TechBriefAI

Mathematician Uses OpenAI's GPT-5 to Solve 40-Year-Old Optimization Problem

Executive Summary

OpenAI has published a case study detailing how UCLA Professor Ernest Ryu used its new GPT-5 model to help solve a decades-old open problem in optimization theory. The model acted as an AI research collaborator, rapidly generating novel ideas and exploring solution paths for the Nesterov Accelerated Gradient (NAG) stability problem. By pairing GPT-5's ability to surface unconventional approaches with his own subject-matter expertise for verification, Ryu was able to achieve a breakthrough in a fraction of the time a traditional research process would have taken.

Key Takeaways

* AI as Research Collaborator: GPT-5 was not used to autonomously solve the problem but as an interactive partner to brainstorm, propose ideas, and explore potential proofs.

* Accelerated Idea Generation: The model significantly sped up the research workflow by quickly proposing and helping to discard numerous approaches, condensing what could have been weeks of work into approximately 12 hours over three days.

* Cross-Disciplinary Insight: A key capability was GPT-5's ability to pull existing tools, equations, and ideas from a massive corpus of papers, including from adjacent mathematical fields that a human expert might not have immediately considered.

* Human Expertise is Critical: Ryu's success depended entirely on his expert intuition to guide the model, identify promising but flawed suggestions, verify all calculations, and develop the final proof. The process required constant human oversight and validation.
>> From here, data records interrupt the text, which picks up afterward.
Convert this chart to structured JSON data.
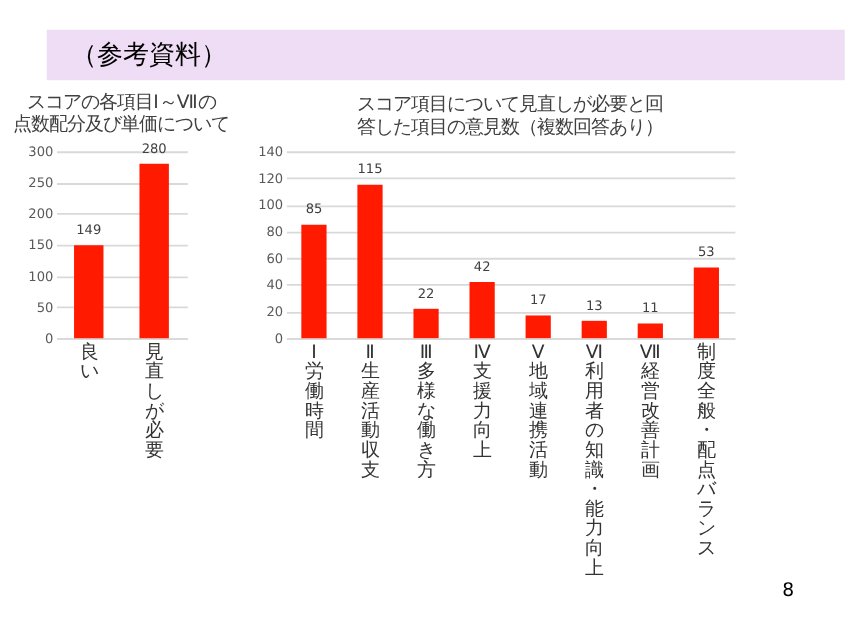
{
  "chart_data": [
    {
      "type": "bar",
      "title": "スコアの各項目Ⅰ～Ⅶの点数配分及び単価について",
      "annotations": [
        "（参考資料）"
      ],
      "categories": [
        "良い",
        "見直しが必要"
      ],
      "values": [
        149,
        280
      ],
      "color": "#ff1a00",
      "ylim": [
        0,
        300
      ],
      "yticks": [
        0,
        50,
        100,
        150,
        200,
        250,
        300
      ],
      "grid": "y",
      "data_labels": true
    },
    {
      "type": "bar",
      "title": "スコア項目について見直しが必要と回答した項目の意見数（複数回答あり）",
      "annotations": [
        "8"
      ],
      "categories": [
        "Ⅰ　労働時間",
        "Ⅱ　生産活動収支",
        "Ⅲ　多様な働き方",
        "Ⅳ　支援力向上",
        "Ⅴ　地域連携活動",
        "Ⅵ　利用者の知識・能力向上",
        "Ⅶ　経営改善計画",
        "制度全般・配点バランス"
      ],
      "values": [
        85,
        115,
        22,
        42,
        17,
        13,
        11,
        53
      ],
      "color": "#ff1a00",
      "ylim": [
        0,
        140
      ],
      "yticks": [
        0,
        20,
        40,
        60,
        80,
        100,
        120,
        140
      ],
      "grid": "y",
      "data_labels": true
    }
  ]
}
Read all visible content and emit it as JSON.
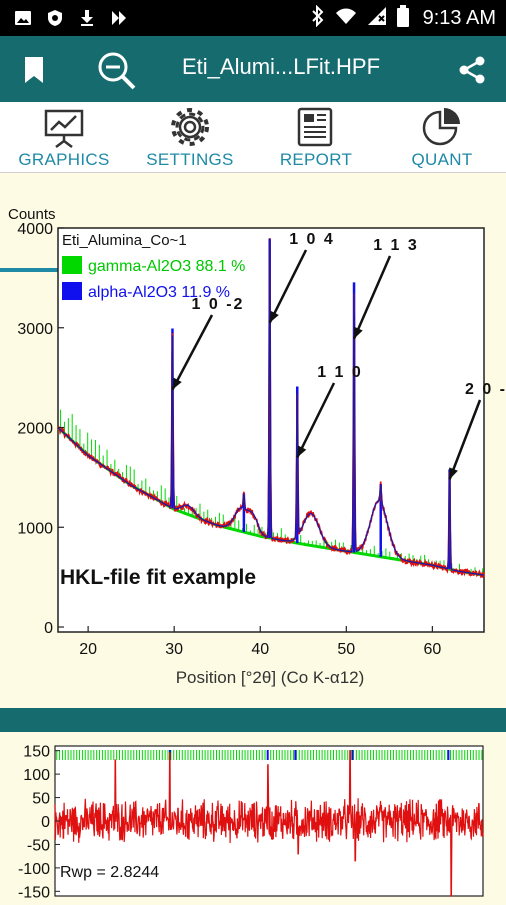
{
  "status_bar": {
    "time": "9:13 AM"
  },
  "app_bar": {
    "title": "Eti_Alumi...LFit.HPF"
  },
  "tabs": [
    {
      "label": "GRAPHICS",
      "icon": "presentation-chart-icon",
      "active": true
    },
    {
      "label": "SETTINGS",
      "icon": "gear-icon",
      "active": false
    },
    {
      "label": "REPORT",
      "icon": "newspaper-icon",
      "active": false
    },
    {
      "label": "QUANT",
      "icon": "pie-chart-icon",
      "active": false
    }
  ],
  "colors": {
    "accent": "#166b6f",
    "tab_text": "#1e8aa6",
    "background": "#fdfbe3",
    "observed": "#e01010",
    "calc": "#1a1aa8",
    "gamma": "#00d800",
    "alpha": "#1010ee"
  },
  "chart_data": [
    {
      "type": "line",
      "title": "",
      "ylabel": "Counts",
      "xlabel": "Position [°2θ] (Co K-α12)",
      "xlim": [
        16.5,
        66
      ],
      "ylim": [
        -50,
        4000
      ],
      "x_ticks": [
        20,
        30,
        40,
        50,
        60
      ],
      "y_ticks": [
        0,
        1000,
        2000,
        3000,
        4000
      ],
      "legend_title": "Eti_Alumina_Co~1",
      "legend": [
        {
          "name": "gamma-Al2O3 88.1 %",
          "color": "#00d800"
        },
        {
          "name": "alpha-Al2O3 11.9 %",
          "color": "#1010ee"
        }
      ],
      "annotation_text": "HKL-file fit example",
      "peak_labels": [
        {
          "label": "1 0 -2",
          "x": 29.8,
          "y": 2380
        },
        {
          "label": "1 0 4",
          "x": 41.1,
          "y": 3050
        },
        {
          "label": "1 1 0",
          "x": 44.3,
          "y": 1700
        },
        {
          "label": "1 1 3",
          "x": 50.9,
          "y": 2890
        },
        {
          "label": "2 0 -",
          "x": 62.0,
          "y": 1480
        }
      ],
      "background_points": {
        "x": [
          16.5,
          20,
          25,
          30,
          35,
          40,
          45,
          50,
          55,
          60,
          63,
          66
        ],
        "y": [
          2000,
          1720,
          1420,
          1180,
          1020,
          910,
          830,
          760,
          690,
          620,
          560,
          520
        ]
      },
      "broad_peaks": [
        {
          "center": 37.8,
          "height": 230,
          "width": 1.1
        },
        {
          "center": 39.2,
          "height": 160,
          "width": 0.8
        },
        {
          "center": 45.9,
          "height": 320,
          "width": 1.3
        },
        {
          "center": 53.8,
          "height": 560,
          "width": 1.4
        },
        {
          "center": 31.6,
          "height": 90,
          "width": 1.0
        }
      ],
      "sharp_peaks": [
        {
          "center": 29.8,
          "height": 1800
        },
        {
          "center": 41.1,
          "height": 3000
        },
        {
          "center": 44.3,
          "height": 1500
        },
        {
          "center": 50.9,
          "height": 2700
        },
        {
          "center": 62.0,
          "height": 1000
        },
        {
          "center": 38.1,
          "height": 150
        },
        {
          "center": 54.0,
          "height": 180
        }
      ],
      "gamma_fraction": 0.12
    },
    {
      "type": "line",
      "title": "",
      "xlim": [
        16.5,
        66
      ],
      "ylim": [
        -160,
        160
      ],
      "y_ticks": [
        150,
        100,
        50,
        0,
        -50,
        -100,
        -150
      ],
      "annotation_text": "Rwp = 2.8244",
      "noise_amplitude": 35,
      "spikes": [
        {
          "x": 23.5,
          "y": 130
        },
        {
          "x": 29.8,
          "y": 145
        },
        {
          "x": 41.1,
          "y": 120
        },
        {
          "x": 44.6,
          "y": -70
        },
        {
          "x": 50.6,
          "y": 150
        },
        {
          "x": 51.2,
          "y": -85
        },
        {
          "x": 62.3,
          "y": -160
        },
        {
          "x": 61.0,
          "y": 45
        }
      ]
    }
  ]
}
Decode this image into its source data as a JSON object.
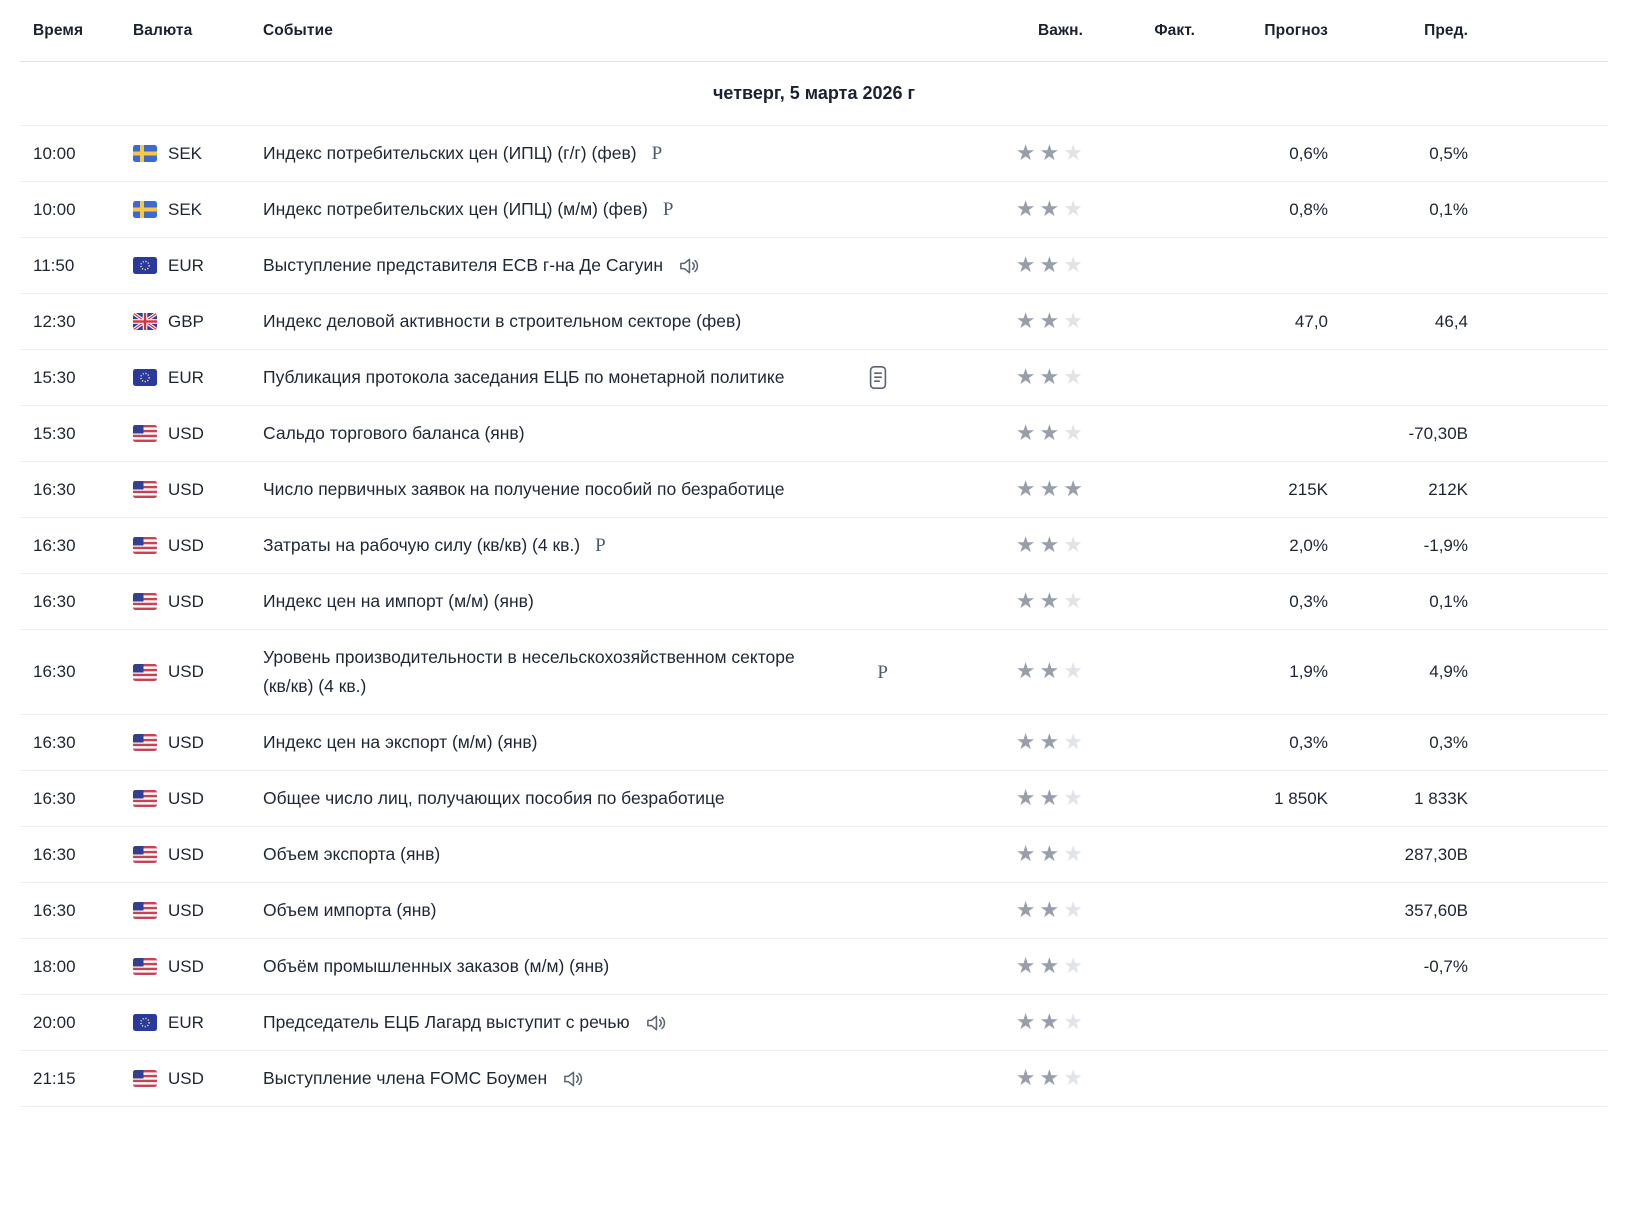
{
  "colors": {
    "text": "#1d2534",
    "icon": "#5a6472",
    "separator": "#e9edf3",
    "header_separator": "#dfe4ec",
    "star_filled": "#989fab",
    "star_empty": "#e0e3e8",
    "flag_sweden_blue": "#3d6ad1",
    "flag_sweden_yellow": "#f6c845",
    "flag_eu_blue": "#2a3a9c",
    "flag_uk_blue": "#2b3f9e",
    "flag_us_red": "#c94251",
    "flag_us_blue": "#31418f"
  },
  "icons": {
    "preliminary_label": "P",
    "speech": "speaker-icon",
    "report": "report-icon"
  },
  "table": {
    "columns": {
      "time": "Время",
      "currency": "Валюта",
      "event": "Событие",
      "importance": "Важн.",
      "actual": "Факт.",
      "forecast": "Прогноз",
      "previous": "Пред."
    },
    "date_header": "четверг, 5 марта 2026 г",
    "importance_max": 3,
    "rows": [
      {
        "time": "10:00",
        "currency": "SEK",
        "flag": "se",
        "event": "Индекс потребительских цен (ИПЦ) (г/г) (фев)",
        "icon": "preliminary",
        "icon_position": "inline",
        "importance": 2,
        "actual": "",
        "forecast": "0,6%",
        "previous": "0,5%"
      },
      {
        "time": "10:00",
        "currency": "SEK",
        "flag": "se",
        "event": "Индекс потребительских цен (ИПЦ) (м/м) (фев)",
        "icon": "preliminary",
        "icon_position": "inline",
        "importance": 2,
        "actual": "",
        "forecast": "0,8%",
        "previous": "0,1%"
      },
      {
        "time": "11:50",
        "currency": "EUR",
        "flag": "eu",
        "event": "Выступление представителя ECB г-на Де Сагуин",
        "icon": "speech",
        "icon_position": "inline",
        "importance": 2,
        "actual": "",
        "forecast": "",
        "previous": ""
      },
      {
        "time": "12:30",
        "currency": "GBP",
        "flag": "gb",
        "event": "Индекс деловой активности в строительном секторе (фев)",
        "icon": null,
        "icon_position": "inline",
        "importance": 2,
        "actual": "",
        "forecast": "47,0",
        "previous": "46,4"
      },
      {
        "time": "15:30",
        "currency": "EUR",
        "flag": "eu",
        "event": "Публикация протокола заседания ЕЦБ по монетарной политике",
        "icon": "report",
        "icon_position": "right",
        "importance": 2,
        "actual": "",
        "forecast": "",
        "previous": ""
      },
      {
        "time": "15:30",
        "currency": "USD",
        "flag": "us",
        "event": "Сальдо торгового баланса (янв)",
        "icon": null,
        "icon_position": "inline",
        "importance": 2,
        "actual": "",
        "forecast": "",
        "previous": "-70,30B"
      },
      {
        "time": "16:30",
        "currency": "USD",
        "flag": "us",
        "event": "Число первичных заявок на получение пособий по безработице",
        "icon": null,
        "icon_position": "inline",
        "importance": 3,
        "actual": "",
        "forecast": "215K",
        "previous": "212K"
      },
      {
        "time": "16:30",
        "currency": "USD",
        "flag": "us",
        "event": "Затраты на рабочую силу (кв/кв) (4 кв.)",
        "icon": "preliminary",
        "icon_position": "inline",
        "importance": 2,
        "actual": "",
        "forecast": "2,0%",
        "previous": "-1,9%"
      },
      {
        "time": "16:30",
        "currency": "USD",
        "flag": "us",
        "event": "Индекс цен на импорт (м/м) (янв)",
        "icon": null,
        "icon_position": "inline",
        "importance": 2,
        "actual": "",
        "forecast": "0,3%",
        "previous": "0,1%"
      },
      {
        "time": "16:30",
        "currency": "USD",
        "flag": "us",
        "event": "Уровень производительности в несельскохозяйственном секторе (кв/кв) (4 кв.)",
        "icon": "preliminary",
        "icon_position": "right",
        "importance": 2,
        "actual": "",
        "forecast": "1,9%",
        "previous": "4,9%"
      },
      {
        "time": "16:30",
        "currency": "USD",
        "flag": "us",
        "event": "Индекс цен на экспорт (м/м) (янв)",
        "icon": null,
        "icon_position": "inline",
        "importance": 2,
        "actual": "",
        "forecast": "0,3%",
        "previous": "0,3%"
      },
      {
        "time": "16:30",
        "currency": "USD",
        "flag": "us",
        "event": "Общее число лиц, получающих пособия по безработице",
        "icon": null,
        "icon_position": "inline",
        "importance": 2,
        "actual": "",
        "forecast": "1 850K",
        "previous": "1 833K"
      },
      {
        "time": "16:30",
        "currency": "USD",
        "flag": "us",
        "event": "Объем экспорта (янв)",
        "icon": null,
        "icon_position": "inline",
        "importance": 2,
        "actual": "",
        "forecast": "",
        "previous": "287,30B"
      },
      {
        "time": "16:30",
        "currency": "USD",
        "flag": "us",
        "event": "Объем импорта (янв)",
        "icon": null,
        "icon_position": "inline",
        "importance": 2,
        "actual": "",
        "forecast": "",
        "previous": "357,60B"
      },
      {
        "time": "18:00",
        "currency": "USD",
        "flag": "us",
        "event": "Объём промышленных заказов (м/м) (янв)",
        "icon": null,
        "icon_position": "inline",
        "importance": 2,
        "actual": "",
        "forecast": "",
        "previous": "-0,7%"
      },
      {
        "time": "20:00",
        "currency": "EUR",
        "flag": "eu",
        "event": "Председатель ЕЦБ Лагард выступит с речью",
        "icon": "speech",
        "icon_position": "inline",
        "importance": 2,
        "actual": "",
        "forecast": "",
        "previous": ""
      },
      {
        "time": "21:15",
        "currency": "USD",
        "flag": "us",
        "event": "Выступление члена FOMC Боумен",
        "icon": "speech",
        "icon_position": "inline",
        "importance": 2,
        "actual": "",
        "forecast": "",
        "previous": ""
      }
    ]
  }
}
* The Breakthrough Moment: The solution's foundation came from a GPT-5 suggestion to restructure the problem's governing equations. While the model's output was not perfectly correct, it provided the crucial structural insight that Ryu then developed into the final, rigorous proof.

Strategic Importance

This announcement positions GPT-5 as a powerful tool for specialized scientific research, moving beyond general-purpose tasks. It showcases a new paradigm of human-AI collaboration that can accelerate innovation and solve complex, long-standing problems in academic and enterprise R&D environments.